Method NMSE (%) JI SDI
FDK reconstruction 47.6 0.77 0.87
Gaussian filter 43.8 0.82 0.89
Median filter 41.8 0.83 0.9
Wavelet 40.7 0.84 0.91
BM3D 38.8 0.85 0.92
ITV 31.3 0.91 0.95

The ITV technique produced a Jaccard index of 0.91 and Sørensen–Dice index of 0.95, compared to the FDK baseline values of 0.77 and 0.87 respectively. According to these metrics the ITV denoising method gives the smallest segmentation errors compared to the other four denoising techniques (see table 5). In table 6 the correlation coefficients obtained between the residuals images corresponding to each denoising method and the first derivative of the noise-free data are displayed. The best value was achieved using the ITV method (0.3) followed by BM3D, wavelet, median and Gaussian filtering.
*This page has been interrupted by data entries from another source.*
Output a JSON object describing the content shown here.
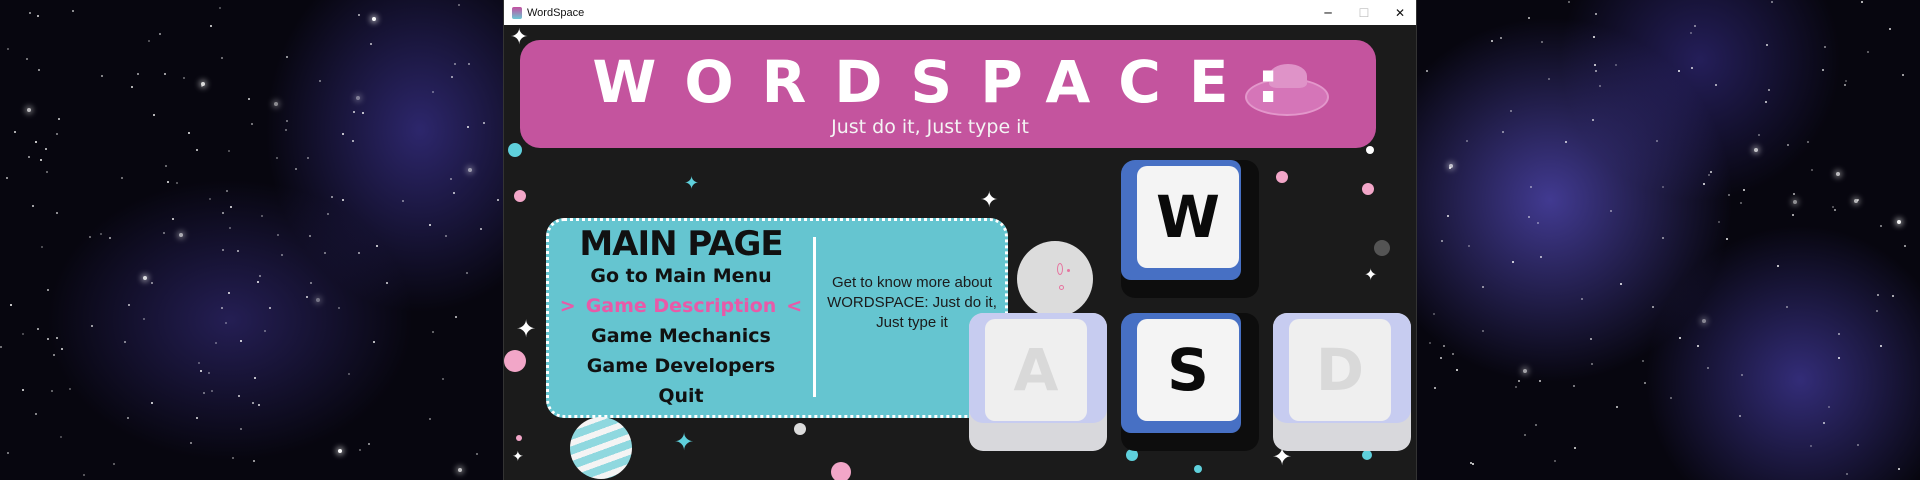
{
  "window": {
    "title": "WordSpace",
    "controls": {
      "minimize": "─",
      "maximize": "☐",
      "close": "✕"
    }
  },
  "banner": {
    "title": "WORDSPACE:",
    "subtitle": "Just do it, Just type it"
  },
  "menu": {
    "heading": "MAIN PAGE",
    "items": [
      {
        "label": "Go to Main Menu",
        "active": false
      },
      {
        "label": "Game Description",
        "active": true
      },
      {
        "label": "Game Mechanics",
        "active": false
      },
      {
        "label": "Game Developers",
        "active": false
      },
      {
        "label": "Quit",
        "active": false
      }
    ],
    "selection_markers": {
      "left": ">",
      "right": "<"
    },
    "description": "Get to know more about WORDSPACE: Just do it, Just type it"
  },
  "keys": {
    "w": "W",
    "a": "A",
    "s": "S",
    "d": "D"
  },
  "colors": {
    "banner": "#c4549e",
    "menu_card": "#65c5d0",
    "active_item": "#e85aa8",
    "key_accent": "#4770c4",
    "game_bg": "#1b1b1b"
  },
  "icons": {
    "app": "wordspace-app-icon",
    "decorations": [
      "sparkle-icon",
      "moon-face",
      "planet",
      "ufo"
    ]
  }
}
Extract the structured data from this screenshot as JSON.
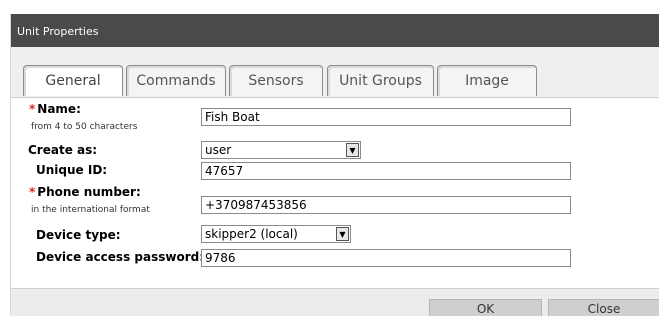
{
  "dialog": {
    "title": "Unit Properties"
  },
  "tabs": [
    {
      "label": "General"
    },
    {
      "label": "Commands"
    },
    {
      "label": "Sensors"
    },
    {
      "label": "Unit Groups"
    },
    {
      "label": "Image"
    }
  ],
  "form": {
    "name": {
      "label": "Name:",
      "hint": "from 4 to 50 characters",
      "value": "Fish Boat",
      "required_mark": "*"
    },
    "create_as": {
      "label": "Create as:",
      "value": "user"
    },
    "unique_id": {
      "label": "Unique ID:",
      "value": "47657"
    },
    "phone": {
      "label": "Phone number:",
      "hint": "in the international format",
      "value": "+370987453856",
      "required_mark": "*"
    },
    "device_type": {
      "label": "Device type:",
      "value": "skipper2 (local)"
    },
    "password": {
      "label": "Device access password:",
      "value": "9786"
    }
  },
  "buttons": {
    "ok": "OK",
    "close": "Close"
  },
  "colors": {
    "titlebar": "#4a4a4a",
    "required": "#d22222"
  },
  "icons": {
    "dropdown": "chevron-down-icon"
  }
}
The 3D NPS estimated was calculated for the following VOIs: 50 × 50 × 50, 150 × 150 × 150, 250 × 250 × 250 and 375 × 375 × 375 voxels. The mean values of the axial NPS are displayed in table 4 (line 2). Very good results were obtained with the ITV method. The representative planes from the 3D NPS for w = 0 are shown in figure 7(b). The global noise is significantly reduced by BM3D but better results are reconstructed using ITV.

Figure 7.

Figure 7. Representative plane in the radial (axial) direction along w = 0 from the 3D NPS measured for (a) Shepp Logan phantom, (b) synthetic 3D vascular network (in the ITV case the maximum of gray level for the 2 NPS plane was set to 10−9 compared with the rest of the methods where it was 10−7), (c) physical MR phantom and (d) apex of ex vivo rat heart. For each data set six representative 2D NPS planes corresponding to: FDK reconstruction, Gaussian smoothing, median filtering, wavelet filtering, BM3D and ITV denoising techniques were illustrated. It can be see that the initial noise is reduce gradually by all the the denoising techniques.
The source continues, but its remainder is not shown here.